平信邮递机制对交易安全与交易效率的特殊处理,导致绝大多数平信遗失的索赔请求通常不能得到法律支持。既然如此,邮政法规定平信遗失不予赔偿,或许旨在减少甚至根除那些没有效果而徒生滋扰的索赔活动,以利于邮政业务的顺利运行。可见,邮政法关于平信遗失不赔偿的规定,不是一点道理没有的。但是,邮政法这一规定的理由很不充分并且具体内容很有缺陷,只考虑了证明技术因素而没有考虑到交易信用因素,实质上有违合同法理。根据平信邮递机制及其带来的法律效果,即使邮政法对平信遗失赔偿事项不作规定,依据一般法理也能解决好平信遗失索赔纠纷,不会对邮政活动产生多大的不利影响。这是因为,不管人们对平信邮递机制的理性认识是否充分,但"无凭无据不打官司"的常识还是普遍具备的,因此实践中平信遗失纠纷极为少见。邮政法有关平信遗失索赔事项的规定,是过于多虑却得不偿失的制度显示。
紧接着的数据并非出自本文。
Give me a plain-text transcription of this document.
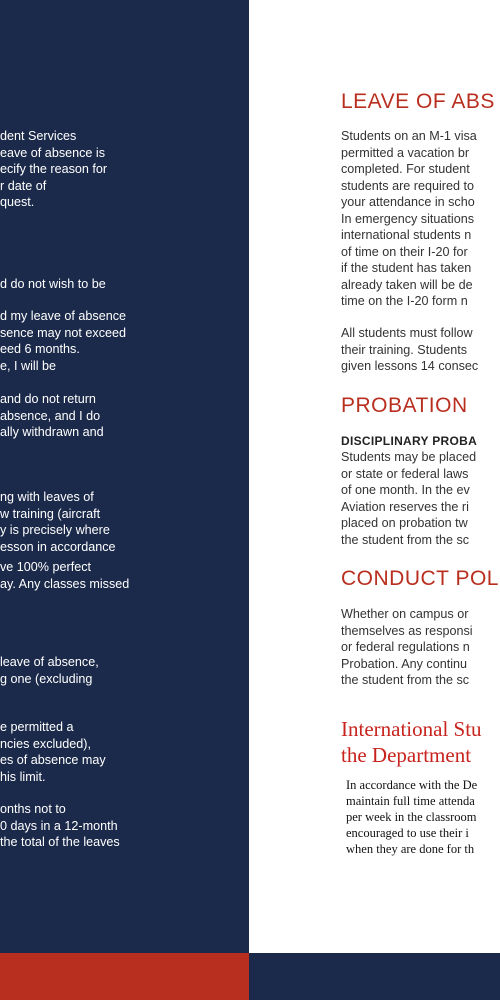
dent Services
eave of absence is
ecify the reason for
r date of
quest.
d do not wish to be
d my leave of absence
sence may not exceed
eed 6 months.
e, I will be
and do not return
absence, and I do
ally withdrawn and
ng with leaves of
w training (aircraft
y is precisely where
esson in accordance
ve 100% perfect
ay. Any classes missed
leave of absence,
g one (excluding
e permitted a
ncies excluded),
es of absence may
his limit.
onths not to
0 days in a 12-month
the total of the leaves
LEAVE OF ABS
Students on an M-1 visa
permitted a vacation br
completed. For student
students are required to
your attendance in scho
In emergency situations
international students n
of time on their I-20 for
if the student has taken
already taken will be de
time on the I-20 form n
All students must follow
their training. Students
given lessons 14 consec
PROBATION
DISCIPLINARY PROBA
Students may be placed
or state or federal laws
of one month. In the ev
Aviation reserves the ri
placed on probation tw
the student from the sc
CONDUCT POL
Whether on campus or
themselves as responsi
or federal regulations n
Probation. Any continu
the student from the sc
International Stu
the Department
In accordance with the De
maintain full time attenda
per week in the classroom
encouraged to use their i
when they are done for th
以上分析表明,平信遗失通常得不到赔偿,实质上不是制度选择的结果,而是平信邮递机制决定的结果。平信遗失通常得不到赔偿显然于寄件人不利,这种交易方式之所以还能得到寄件人的选择,就在于寄件人对平信邮递方式进行了风险评估,并且其评估结果是平信邮递机制是可选择的交易方式,而邮政企业信用则是决定交易选择的重要因素。如果邮政企业没有信用,平信邮资再便宜,人们也不会把记载重要信息的载体无凭无据地交给邮政企业。既然信用在平信邮递机制起决定作用,维持这种信用以确保平信邮递机制有效运行,就是法律的当然选择。平信遗失通常得不到赔偿,缘于证明技术上的原因,而不是道德上的原因,即并不是邮政企业可以背信违约而不需担责。邮政企业既然对平信邮递做出承诺,对所接受的平信予以妥善保管就是当然的合同义务,这种义务并不因寄件人对邮递合同的存在难以举证而免除。另外,平信遗失事实通常不能获得诉讼上的有效证明,并不等于在任何情况下都不能证明。如果寄件人罕见地能以确实证据证明因邮政企业的过错而致平信遗失,邮政企业当然应为此承担赔偿责任。在上面的案例中,如果法院能够认定建材公司的6万封商业信函是因邮局的过错而被送到废品收购站,就应当判决邮局承担赔偿责任。诚实信用是民法的基本原则,在一切经济交易活动中,没有可以不遵守诚实信用的例外情形,邮政业务活动当然也不能例外。

发表于2007年2月1日《人民法院报》。